Kenats means “cheers” in Armenian. What could be more appealing to a wine fan? Maybe the atmosphere of the little green and brown shop, decorated with eye-catching bottles and grapes. Inside, a huge map of Armenia with regions of wine production is displayed in the center, with explanations.
Zadourian owns this shop with his family. They have sold the wines through a website for one year now, and the opening of his shop is a way to increase sales and promote Armenian products in the middle of Paris. Zadourian offers nearly 70 brands of wines, such as the red ones, like Garoun and Sutak, or white ones, such as the Matevosyan. He also sells 20 brands of spirits, like the Proshyan vodka, with pomegranate flavor, or the Arax one, infused with mint. This selection appeals to Parisians since 95 percent of Zadourian’s customers are French people without Armenian origins.
He also works with restaurants in Paris, especially Israeli ones, which are keen on oriental wines. One of his greatest successes is the AreWine, a natural wine famous for its country taste and pioneering method of production. For many generations, the winegrowers of AreWine have only been women and they age the wine 9 months in terracotta vats.

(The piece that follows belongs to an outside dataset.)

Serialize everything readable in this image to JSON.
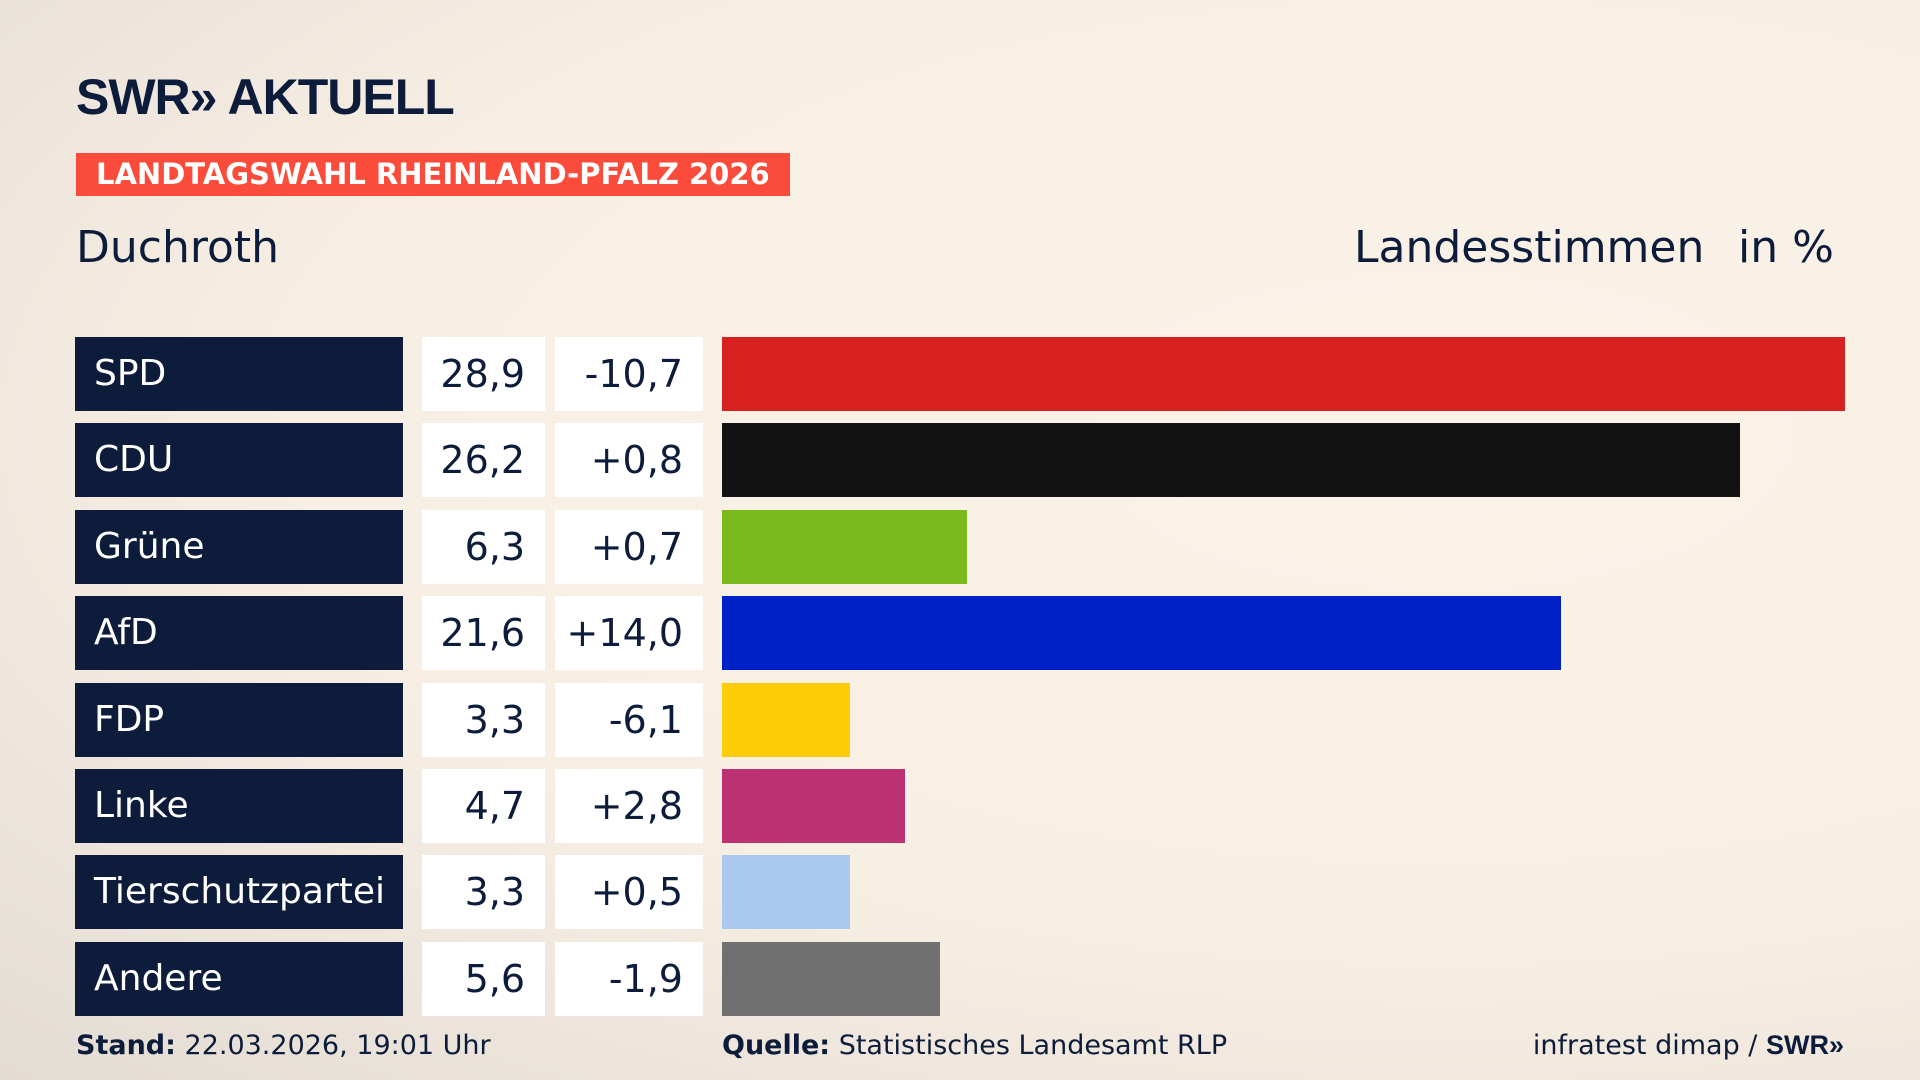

Armenian Vineyards of Note
Zadourian runs his business primarily in Paris, but he also travels extensively in Armenia to exchange information and have human contact with winegrowers. The wines he sells are produced in four regions of Armenia: Armavir, Vayots Dzor, Ararat, and Aragatsotn. These regions are known as wine producers since one of the oldest wine caves in the world was located in Vayots Dzor. The Aragatsotn region is famous for its diversified climate, with its soil principally volcanic, rich in limestone, which is the most suitable for producing wine. The Tavush region is smaller and at a lower altitude, but is equally good for making good wine with its natural and humid climate.